I'm reticent to write too many blog entries about depression. I'm afraid that at some point, people are going to stop being sympathetic and start asking, "Haven't you got this taken care of yet?" like depression is the same as a broken tail light. But as this is just the second one, I'm going to say I'm still safe. You'll let me know when it's too much.
Today was an abysmal day. I seem to have about one really bad day a week, maybe one or two mediocre days, and four or five normal-to-good days. Which is a huge improvement, don't get me wrong. But the abysmal days, well, they suck. And I don't use that word often, so you know it must be true. The normal-to-good days stand in such contrast to the abysmal days that I have to marvel just how broadly the pendulum of my mood can swing. You don't want to be standing on the wrong end of that thing when it's coming toward you, I can tell you right now.
For some bizarre reason, I love books about mountain climbing. (Stay with me here, it'll all make sense in a minute.) Something about the way a person challenges himself against an impossible task like climbing a mountain intrigues me. You know God didn't put mountains on the Earth for people to actually climb - they're there for decoration. We don't climb chandeliers just because they're the highest point on the ceiling. But I digress. Back to the subject at hand, mountain climbing. Everything I learned about climbing mountains, I learned from books. Ed Viesturs wrote an excellent book called "No Shortcuts To The Top" about his experiences climbing the 14 highest peaks in the world. On K2, he and his partner were roped together when an avalanche struck, washing his partner down the mountain and pulling him down too. They were nearing the edge of the mountain when Ed was able to get his ice ax underneath him and perform a self-arrest, digging the ax into the ice and coming to a stop. He and his partner ended up only 600 feet away from a insane drop, something like 15,000 feet.

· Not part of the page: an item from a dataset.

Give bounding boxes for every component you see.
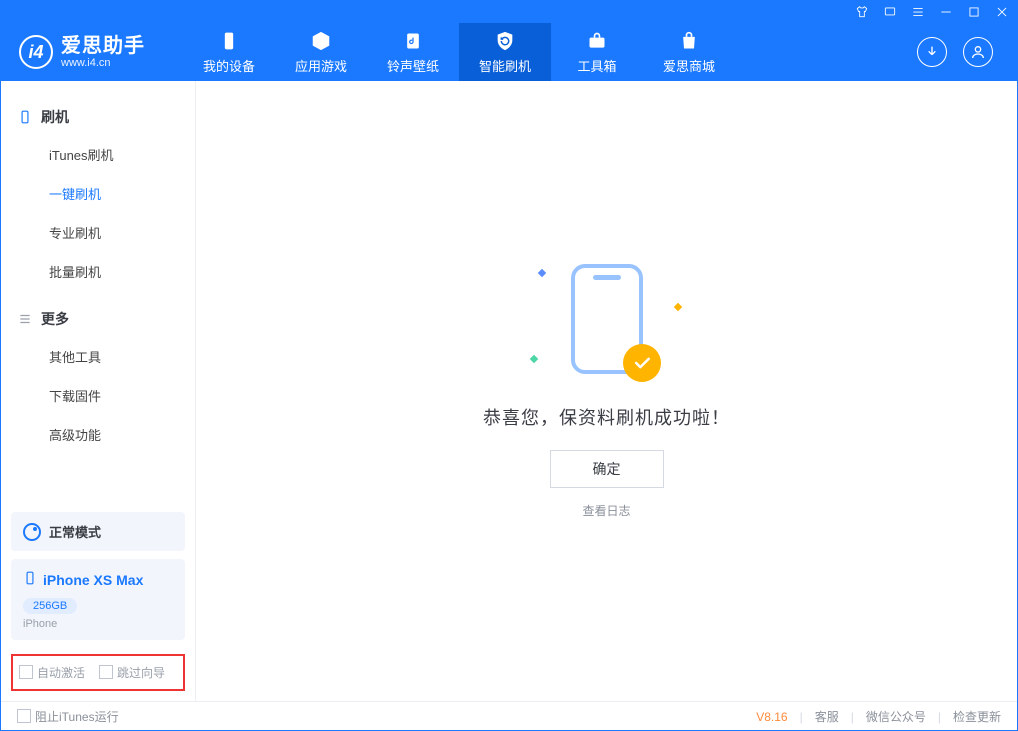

Days, to me, are like mountains. Some days are a pleasant stroll up a gentle hill, covered in wildflowers and deer grazing and beautiful vistas. Those days are rare. Most days are some effort - a steeper slope, maybe loose gravel underfoot, but if you're looking the flowers are still there, as are the views. (The deer may or may not have been eaten by a mountain lion - it depends on the day.) Most days you work up a sweat, but it feels good - you go to bed tired but satisfied. Days like today are the real challenge, the big mountains - these are the days that everyone has when nothing is going right, you woke up on the wrong side of bed, everything irritates you or something genuinely bad happens. Plus it's raining (on the metaphorical mountain, not in real life.) We all have days like this. For me, depression is the avalanche. It is the unexpected factor that sweeps me off my feet and sends me hurtling to the valley floor.
What I truly needed today was a self-arrest. I could tell I was sliding downhill, but I kept doing things that not only didn’t help, but actually made it worse. Watching tv. Surfing the internet. Playing computer games. Basically, staying glued to the couch. I needed to get up and moving. I could have called a friend. I could have (gasp!) cleaned something. I don’t want to think I’m a fundamentally lazy person, but on bad days I seem to have lost the strength to do the hard things in life. And yes, by hard things I mean cleaning and writing and other “work”. I need to come up with a plan, so that the next time I see the avalanche coming, I can whip out my ice ax and stay grounded, instead of being washed away by the emotional flood.
I don’t know what my technique is going to be yet, but that’s my next goal. Find ways to stop bad days from becoming abysmal days. If you have a technique that has worked for you, please share it in the comments. I can’t make every day good, but I can do something, I think. And on a brighter note, I rarely have two abysmal days in a row. The next day is always better. Maybe it’s because the rain makes everything smell so good afterwards, metaphorically speaking. The grass is a little greener for it. I never want to lose sight of the fact that, no matter how intimidating, mountains are always beautiful.